Examples of computer-readable media include but are not limited to non-transitory, recordable and non-recordable type media such as volatile and non-volatile memory devices, read only memory (ROM), random access memory (RAM), flash memory devices, floppy and other removable disks, magnetic disk storage media, optical storage media (e.g., Compact Disk Read-Only Memory (CD ROM), Digital Versatile Disks (DVDs), etc.), among others. The computer-readable media may store the instructions.
The instructions may also be embodied in digital and analog communication links for electrical, optical, acoustical or other forms of propagated signals, such as carrier waves, infrared signals, digital signals, etc. However, propagated signals, such as carrier waves, infrared signals, digital signals, etc. are not tangible machine readable medium and are not configured to store instructions.
In general, a machine readable medium includes any mechanism that provides (i.e., stores and/or transmits) information in a form accessible by a machine (e.g., a computer, network device, personal digital assistant, manufacturing tool, any device with a set of one or more processors, etc.).
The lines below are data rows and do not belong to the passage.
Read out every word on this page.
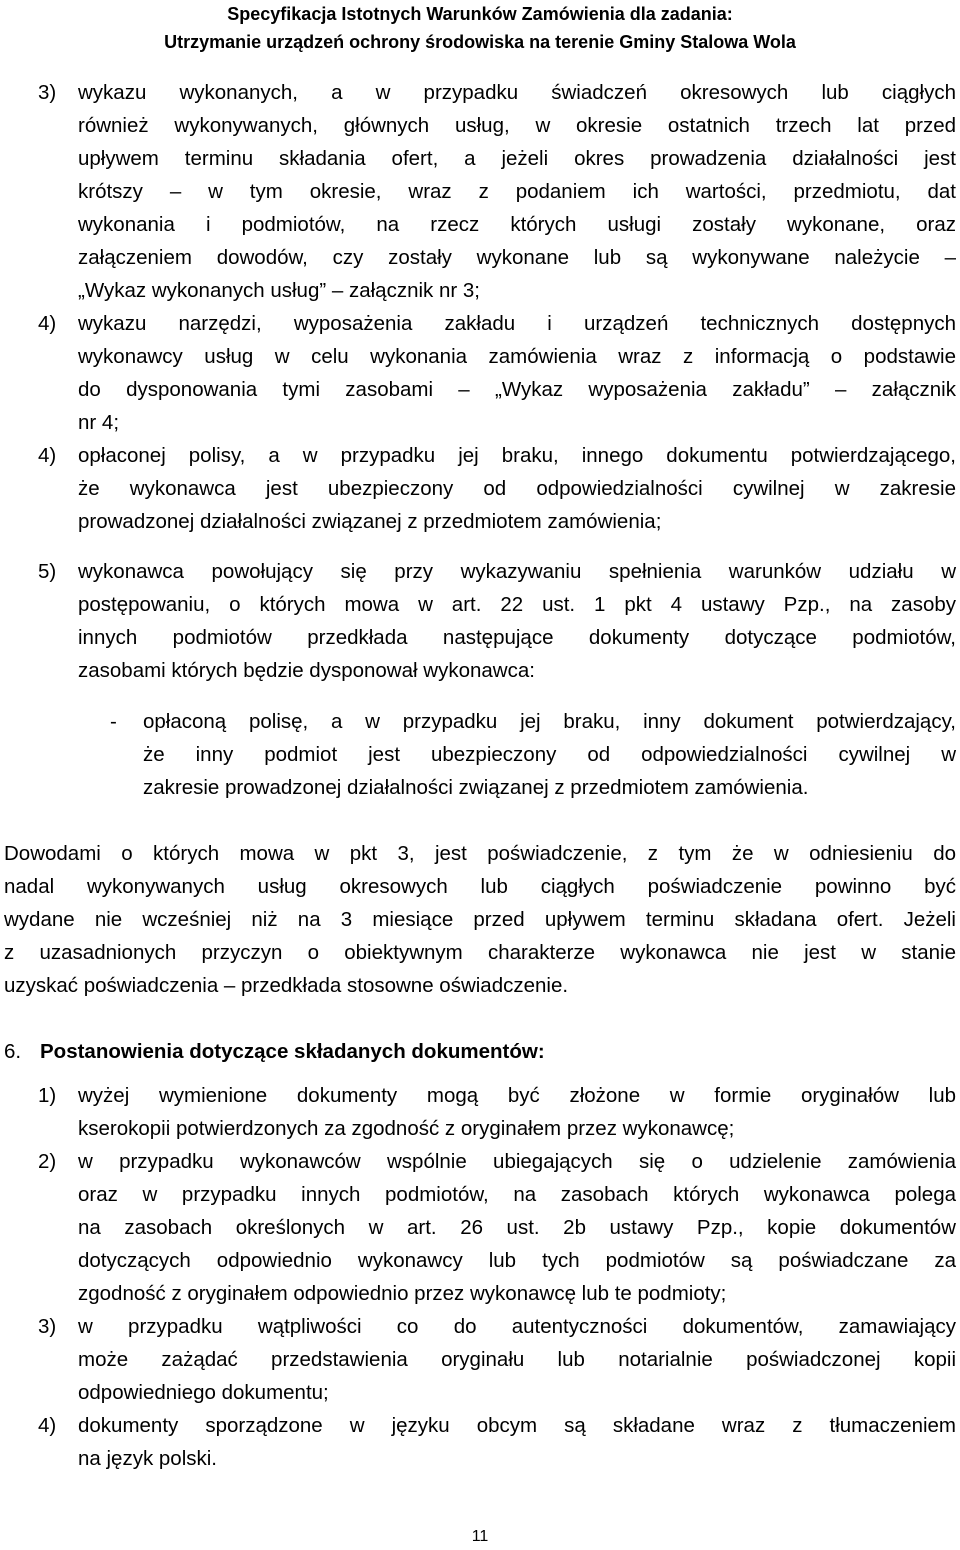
Specyfikacja Istotnych Warunków Zamówienia dla zadania:
Utrzymanie urządzeń ochrony środowiska na terenie Gminy Stalowa Wola
3) wykazu wykonanych, a w przypadku świadczeń okresowych lub ciągłych
również wykonywanych, głównych usług, w okresie ostatnich trzech lat przed
upływem terminu składania ofert, a jeżeli okres prowadzenia działalności jest
krótszy – w tym okresie, wraz z podaniem ich wartości, przedmiotu, dat
wykonania i podmiotów, na rzecz których usługi zostały wykonane, oraz
załączeniem dowodów, czy zostały wykonane lub są wykonywane należycie –
„Wykaz wykonanych usług” – załącznik nr 3;
4) wykazu narzędzi, wyposażenia zakładu i urządzeń technicznych dostępnych
wykonawcy usług w celu wykonania zamówienia wraz z informacją o podstawie
do dysponowania tymi zasobami – „Wykaz wyposażenia zakładu” – załącznik
nr 4;
4) opłaconej polisy, a w przypadku jej braku, innego dokumentu potwierdzającego,
że wykonawca jest ubezpieczony od odpowiedzialności cywilnej w zakresie
prowadzonej działalności związanej z przedmiotem zamówienia;
5) wykonawca powołujący się przy wykazywaniu spełnienia warunków udziału w
postępowaniu, o których mowa w art. 22 ust. 1 pkt 4 ustawy Pzp., na zasoby
innych podmiotów przedkłada następujące dokumenty dotyczące podmiotów,
zasobami których będzie dysponował wykonawca:
- opłaconą polisę, a w przypadku jej braku, inny dokument potwierdzający,
że inny podmiot jest ubezpieczony od odpowiedzialności cywilnej w
zakresie prowadzonej działalności związanej z przedmiotem zamówienia.
Dowodami o których mowa w pkt 3, jest poświadczenie, z tym że w odniesieniu do
nadal wykonywanych usług okresowych lub ciągłych poświadczenie powinno być
wydane nie wcześniej niż na 3 miesiące przed upływem terminu składana ofert. Jeżeli
z uzasadnionych przyczyn o obiektywnym charakterze wykonawca nie jest w stanie
uzyskać poświadczenia – przedkłada stosowne oświadczenie.
6. Postanowienia dotyczące składanych dokumentów:
1) wyżej wymienione dokumenty mogą być złożone w formie oryginałów lub
kserokopii potwierdzonych za zgodność z oryginałem przez wykonawcę;
2) w przypadku wykonawców wspólnie ubiegających się o udzielenie zamówienia
oraz w przypadku innych podmiotów, na zasobach których wykonawca polega
na zasobach określonych w art. 26 ust. 2b ustawy Pzp., kopie dokumentów
dotyczących odpowiednio wykonawcy lub tych podmiotów są poświadczane za
zgodność z oryginałem odpowiednio przez wykonawcę lub te podmioty;
3) w przypadku wątpliwości co do autentyczności dokumentów, zamawiający
może zażądać przedstawienia oryginału lub notarialnie poświadczonej kopii
odpowiedniego dokumentu;
4) dokumenty sporządzone w języku obcym są składane wraz z tłumaczeniem
na język polski.
11
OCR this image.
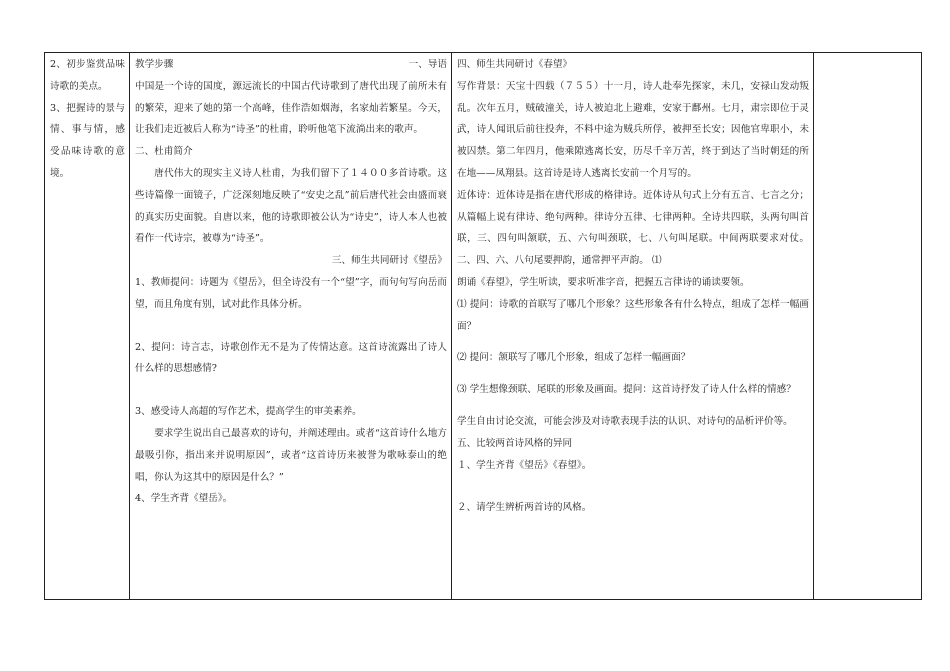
2、初步鉴赏品味诗歌的美点。

3、把握诗的景与情、事与情，感受品味诗歌的意境。

教学步骤	一、导语

中国是一个诗的国度，源远流长的中国古代诗歌到了唐代出现了前所未有的繁荣，迎来了她的第一个高峰，佳作浩如烟海，名家灿若繁星。今天，让我们走近被后人称为“诗圣”的杜甫，聆听他笔下流淌出来的歌声。

二、杜甫简介

唐代伟大的现实主义诗人杜甫，为我们留下了１４００多首诗歌。这些诗篇像一面镜子，广泛深刻地反映了“安史之乱”前后唐代社会由盛而衰的真实历史面貌。自唐以来，他的诗歌即被公认为“诗史”，诗人本人也被看作一代诗宗，被尊为“诗圣”。

三、师生共同研讨《望岳》

1、教师提问：诗题为《望岳》，但全诗没有一个“望”字，而句句写向岳而望，而且角度有别，试对此作具体分析。

2、提问：诗言志，诗歌创作无不是为了传情达意。这首诗流露出了诗人什么样的思想感情?

3、感受诗人高超的写作艺术，提高学生的审美素养。

要求学生说出自己最喜欢的诗句，并阐述理由。或者“这首诗什么地方最吸引你，指出来并说明原因”，或者“这首诗历来被誉为歌咏泰山的绝唱，你认为这其中的原因是什么？”

4、学生齐背《望岳》。

四、师生共同研讨《春望》

写作背景：天宝十四载（７５５）十一月，诗人赴奉先探家，未几，安禄山发动叛乱。次年五月，贼破潼关，诗人被迫北上避难，安家于鄜州。七月，肃宗即位于灵武，诗人闻讯后前往投奔，不料中途为贼兵所俘，被押至长安；因他官卑职小，未被囚禁。第二年四月，他乘隙逃离长安，历尽千辛万苦，终于到达了当时朝廷的所在地——凤翔县。这首诗是诗人逃离长安前一个月写的。

近体诗：近体诗是指在唐代形成的格律诗。近体诗从句式上分有五言、七言之分；从篇幅上说有律诗、绝句两种。律诗分五律、七律两种。全诗共四联，头两句叫首联，三、四句叫颔联，五、六句叫颈联，七、八句叫尾联。中间两联要求对仗。二、四、六、八句尾要押韵，通常押平声韵。 ⑴

朗诵《春望》，学生听读，要求听准字音，把握五言律诗的诵读要领。

⑴ 提问：诗歌的首联写了哪几个形象？这些形象各有什么特点，组成了怎样一幅画面？

⑵ 提问：颔联写了哪几个形象，组成了怎样一幅画面？

⑶ 学生想像颈联、尾联的形象及画面。提问：这首诗抒发了诗人什么样的情感？

学生自由讨论交流，可能会涉及对诗歌表现手法的认识、对诗句的品析评价等。

五、比较两首诗风格的异同

１、学生齐背《望岳》《春望》。

２、请学生辨析两首诗的风格。
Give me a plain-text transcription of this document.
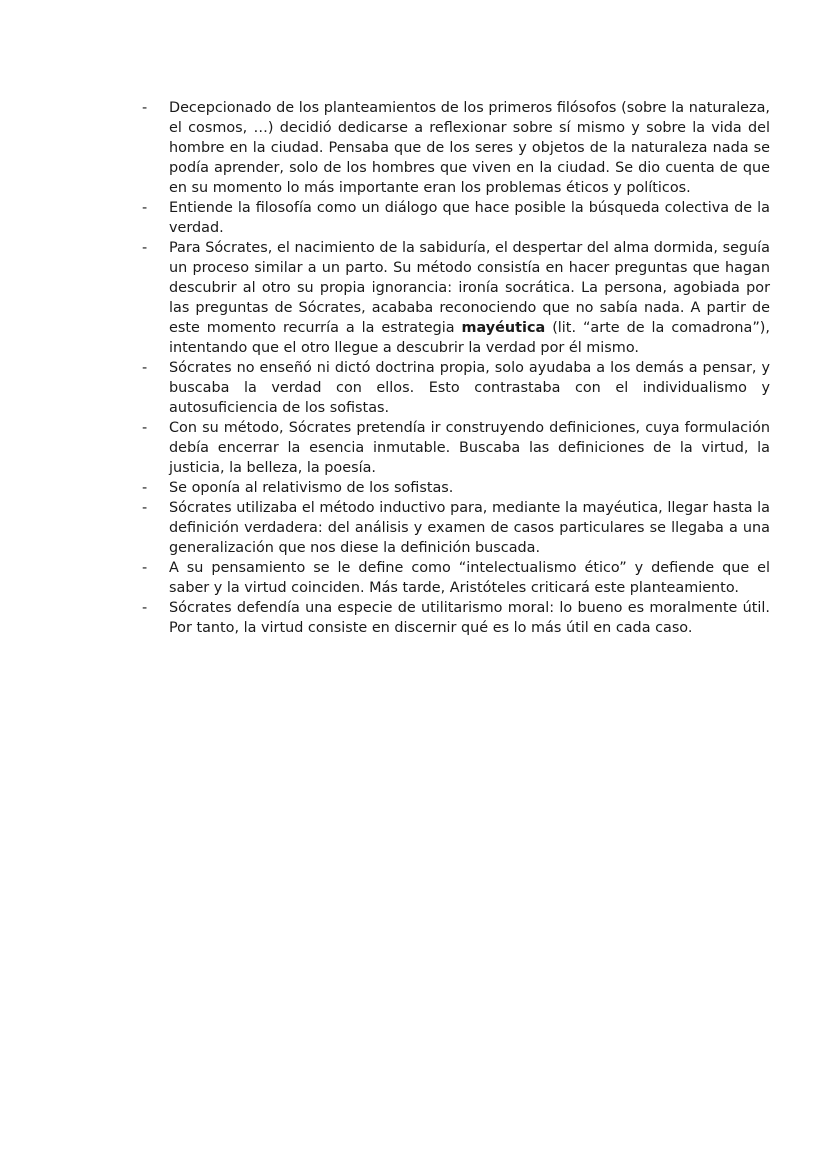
-	Decepcionado de los planteamientos de los primeros filósofos (sobre la naturaleza, el cosmos, …) decidió dedicarse a reflexionar sobre sí mismo y sobre la vida del hombre en la ciudad. Pensaba que de los seres y objetos de la naturaleza nada se podía aprender, solo de los hombres que viven en la ciudad. Se dio cuenta de que en su momento lo más importante eran los problemas éticos y políticos.
-	Entiende la filosofía como un diálogo que hace posible la búsqueda colectiva de la verdad.
-	Para Sócrates, el nacimiento de la sabiduría, el despertar del alma dormida, seguía un proceso similar a un parto. Su método consistía en hacer preguntas que hagan descubrir al otro su propia ignorancia: ironía socrática. La persona, agobiada por las preguntas de Sócrates, acababa reconociendo que no sabía nada. A partir de este momento recurría a la estrategia mayéutica (lit. “arte de la comadrona”), intentando que el otro llegue a descubrir la verdad por él mismo.
-	Sócrates no enseñó ni dictó doctrina propia, solo ayudaba a los demás a pensar, y buscaba la verdad con ellos. Esto contrastaba con el individualismo y autosuficiencia de los sofistas.
-	Con su método, Sócrates pretendía ir construyendo definiciones, cuya formulación debía encerrar la esencia inmutable. Buscaba las definiciones de la virtud, la justicia, la belleza, la poesía.
-	Se oponía al relativismo de los sofistas.
-	Sócrates utilizaba el método inductivo para, mediante la mayéutica, llegar hasta la definición verdadera: del análisis y examen de casos particulares se llegaba a una generalización que nos diese la definición buscada.
-	A su pensamiento se le define como “intelectualismo ético” y defiende que el saber y la virtud coinciden. Más tarde, Aristóteles criticará este planteamiento.
-	Sócrates defendía una especie de utilitarismo moral: lo bueno es moralmente útil. Por tanto, la virtud consiste en discernir qué es lo más útil en cada caso.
In various embodiments, hardwired circuitry may be used in combination with software instructions to implement the techniques. Thus, the techniques are neither limited to any specific combination of hardware circuitry and software nor to any particular source for the instructions executed by the data processing system.
In the foregoing specification, the disclosure has been described with reference to specific exemplary embodiments thereof. It will be evident that various modifications may be made thereto without departing from the broader spirit and scope as set forth in the following claims. The specification and drawings are, accordingly, to be regarded in an illustrative sense rather than a restrictive sense.